You’re a home owner and that means responsibilities.
Keeping the lawn fresh and crisp, manicuring the hedges to perfection, cleaning the kitchen constantly, vacuuming every inch of carpet, and fixing random issues on a daily basis are only a small portion of your upkeep duties.
That’s a lot of work. So why not have your home do a bit of work, too? It’s time to get your house to pay you back by extracting value from it—and it all starts with either a Home Equity Loan (HELOAN) or Home Equity Line of Credit (HELOC).
But what’s the difference? Let’s take a closer look at both options to ensure you’re making the correct choice for your financial needs.
What They Are
HELOANs and HELOCs let you access and take advantage of your home’s equity—while you still live there—to help you achieve your goals. But they also add to your debt.
Both draw from the value of your home and can be essentially considered “second mortgages.” Although they’re used for similar reasons, how they work is quite different.
A Home Equity Loan is a lump sum that you receive all at once with a fixed interest rate over a fixed amount of time (term). That means your monthly payments stay the same throughout the duration of the loan.
- Pro: If you can handle the cost of the fixed interest rate, consistent payments each month can make it easier to plan your finances.
- Con: Accessing all your home’s equity at once can be risky if property values decrease in your neighborhood.
A Home Equity Line of Credit is similar to a credit card. You borrow money as you need it from an available balance, and you only pay interest on the amount you take. HELOCs usually feature an adjustable interest rate, and may be refinanced to a fixed rate Home Equity Loan.

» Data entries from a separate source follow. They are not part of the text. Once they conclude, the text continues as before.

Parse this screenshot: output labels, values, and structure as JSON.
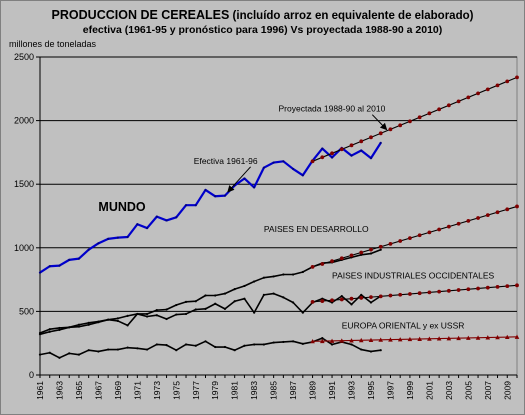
{
  "header": {
    "title_main": "PRODUCCION DE CEREALES",
    "title_sub": "(incluído arroz en equivalente de elaborado)",
    "title_line2": "efectiva (1961-95 y pronóstico para 1996) Vs proyectada 1988-90 a 2010)",
    "unit_label": "millones de toneladas"
  },
  "chart_data": {
    "type": "line",
    "title": "PRODUCCION DE CEREALES (incluído arroz en equivalente de elaborado) efectiva (1961-95 y pronóstico para 1996) Vs proyectada 1988-90 a 2010)",
    "ylabel": "millones de toneladas",
    "xlim": [
      1961,
      2010
    ],
    "ylim": [
      0,
      2500
    ],
    "yticks": [
      0,
      500,
      1000,
      1500,
      2000,
      2500
    ],
    "xticks": [
      "1961",
      "1963",
      "1965",
      "1967",
      "1969",
      "1971",
      "1973",
      "1975",
      "1977",
      "1979",
      "1981",
      "1983",
      "1985",
      "1987",
      "1989",
      "1991",
      "1993",
      "1995",
      "1997",
      "1999",
      "2001",
      "2003",
      "2005",
      "2007",
      "2009"
    ],
    "grid": "horizontal",
    "series": [
      {
        "name": "MUNDO",
        "kind": "actual",
        "color": "#0000cc",
        "x": [
          1961,
          1962,
          1963,
          1964,
          1965,
          1966,
          1967,
          1968,
          1969,
          1970,
          1971,
          1972,
          1973,
          1974,
          1975,
          1976,
          1977,
          1978,
          1979,
          1980,
          1981,
          1982,
          1983,
          1984,
          1985,
          1986,
          1987,
          1988,
          1989,
          1990,
          1991,
          1992,
          1993,
          1994,
          1995,
          1996
        ],
        "y": [
          805,
          855,
          860,
          905,
          915,
          985,
          1035,
          1070,
          1080,
          1085,
          1185,
          1155,
          1245,
          1215,
          1240,
          1335,
          1335,
          1455,
          1405,
          1410,
          1490,
          1545,
          1475,
          1630,
          1670,
          1680,
          1620,
          1570,
          1685,
          1780,
          1710,
          1785,
          1725,
          1765,
          1705,
          1825
        ]
      },
      {
        "name": "PAISES EN DESARROLLO",
        "kind": "actual",
        "color": "#000000",
        "x": [
          1961,
          1962,
          1963,
          1964,
          1965,
          1966,
          1967,
          1968,
          1969,
          1970,
          1971,
          1972,
          1973,
          1974,
          1975,
          1976,
          1977,
          1978,
          1979,
          1980,
          1981,
          1982,
          1983,
          1984,
          1985,
          1986,
          1987,
          1988,
          1989,
          1990,
          1991,
          1992,
          1993,
          1994,
          1995,
          1996
        ],
        "y": [
          320,
          340,
          355,
          375,
          380,
          395,
          415,
          435,
          445,
          465,
          480,
          480,
          510,
          515,
          550,
          575,
          580,
          625,
          625,
          640,
          675,
          700,
          735,
          765,
          775,
          790,
          790,
          810,
          850,
          880,
          885,
          905,
          925,
          945,
          955,
          985
        ]
      },
      {
        "name": "PAISES INDUSTRIALES OCCIDENTALES",
        "kind": "actual",
        "color": "#000000",
        "x": [
          1961,
          1962,
          1963,
          1964,
          1965,
          1966,
          1967,
          1968,
          1969,
          1970,
          1971,
          1972,
          1973,
          1974,
          1975,
          1976,
          1977,
          1978,
          1979,
          1980,
          1981,
          1982,
          1983,
          1984,
          1985,
          1986,
          1987,
          1988,
          1989,
          1990,
          1991,
          1992,
          1993,
          1994,
          1995,
          1996
        ],
        "y": [
          330,
          360,
          370,
          375,
          395,
          410,
          420,
          435,
          425,
          390,
          480,
          460,
          470,
          440,
          475,
          480,
          515,
          520,
          560,
          520,
          580,
          600,
          490,
          630,
          640,
          610,
          570,
          490,
          570,
          600,
          570,
          620,
          555,
          630,
          570,
          620
        ]
      },
      {
        "name": "EUROPA ORIENTAL y ex USSR",
        "kind": "actual",
        "color": "#000000",
        "x": [
          1961,
          1962,
          1963,
          1964,
          1965,
          1966,
          1967,
          1968,
          1969,
          1970,
          1971,
          1972,
          1973,
          1974,
          1975,
          1976,
          1977,
          1978,
          1979,
          1980,
          1981,
          1982,
          1983,
          1984,
          1985,
          1986,
          1987,
          1988,
          1989,
          1990,
          1991,
          1992,
          1993,
          1994,
          1995,
          1996
        ],
        "y": [
          160,
          175,
          135,
          170,
          160,
          195,
          185,
          200,
          200,
          215,
          210,
          200,
          240,
          235,
          195,
          240,
          230,
          265,
          220,
          220,
          195,
          230,
          240,
          240,
          255,
          260,
          265,
          245,
          260,
          290,
          240,
          260,
          240,
          200,
          185,
          195
        ]
      },
      {
        "name": "Proyectada 1988-90 al 2010 (MUNDO)",
        "kind": "projected",
        "color": "#000000",
        "marker_color": "#800000",
        "x": [
          1989,
          2010
        ],
        "y": [
          1680,
          2340
        ]
      },
      {
        "name": "Proyectada 1988-90 al 2010 (PAISES EN DESARROLLO)",
        "kind": "projected",
        "color": "#000000",
        "marker_color": "#800000",
        "x": [
          1989,
          2010
        ],
        "y": [
          850,
          1325
        ]
      },
      {
        "name": "Proyectada 1988-90 al 2010 (PAISES INDUSTRIALES OCCIDENTALES)",
        "kind": "projected",
        "color": "#000000",
        "marker_color": "#800000",
        "x": [
          1989,
          2010
        ],
        "y": [
          575,
          705
        ]
      },
      {
        "name": "Proyectada 1988-90 al 2010 (EUROPA ORIENTAL y ex USSR)",
        "kind": "projected",
        "color": "#800000",
        "marker_color": "#800000",
        "x": [
          1989,
          2010
        ],
        "y": [
          265,
          300
        ]
      }
    ],
    "annotations": [
      {
        "text": "MUNDO",
        "style": "big",
        "x": 1967,
        "y": 1290
      },
      {
        "text": "PAISES EN DESARROLLO",
        "style": "normal",
        "x": 1984,
        "y": 1125
      },
      {
        "text": "PAISES INDUSTRIALES OCCIDENTALES",
        "style": "normal",
        "x": 1991,
        "y": 760
      },
      {
        "text": "EUROPA ORIENTAL y ex USSR",
        "style": "normal",
        "x": 1992,
        "y": 365
      },
      {
        "text": "Efectiva 1961-96",
        "style": "normal",
        "x": 1976.8,
        "y": 1660,
        "arrow_to": [
          1980.3,
          1440
        ]
      },
      {
        "text": "Proyectada 1988-90 al 2010",
        "style": "normal",
        "x": 1985.5,
        "y": 2070,
        "arrow_to": [
          1996.6,
          1930
        ]
      }
    ]
  }
}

- Pro: You only pay for what you use.
- Con: The variable interest rate can increase over time and result in higher monthly payments.
When to Use Them
Many financial experts will maintain that your home’s equity should only be tapped for projects or purchases that will increase its value or for emergency needs like medical expenses. Generally, some smart reasons to leverage your home’s equity are:
- Home improvements (adding an inground pool, updating windows, expanding a room, or finishing a basement)
- Home repairs (replacing your roof or fixing your foundation)
- Home purchases (buying a new septic tank or HVAC unit)
- Medical bills
- Debt consolidation
How to Choose
Planning a significant renovation or purchase? Choosing between a HELOAN or HELOC boils down to what you want to accomplish, how much it costs, and how much you really need. Be honest with yourself if using your home as collateral can help make it happen.
Remember: Before making a final decision, always calculate every financial factor including interest rates, monthly payments, and fees. By weighing all the associated costs and through careful planning, you can determine if a Home Equity Loan or Line of Credit makes sense for you.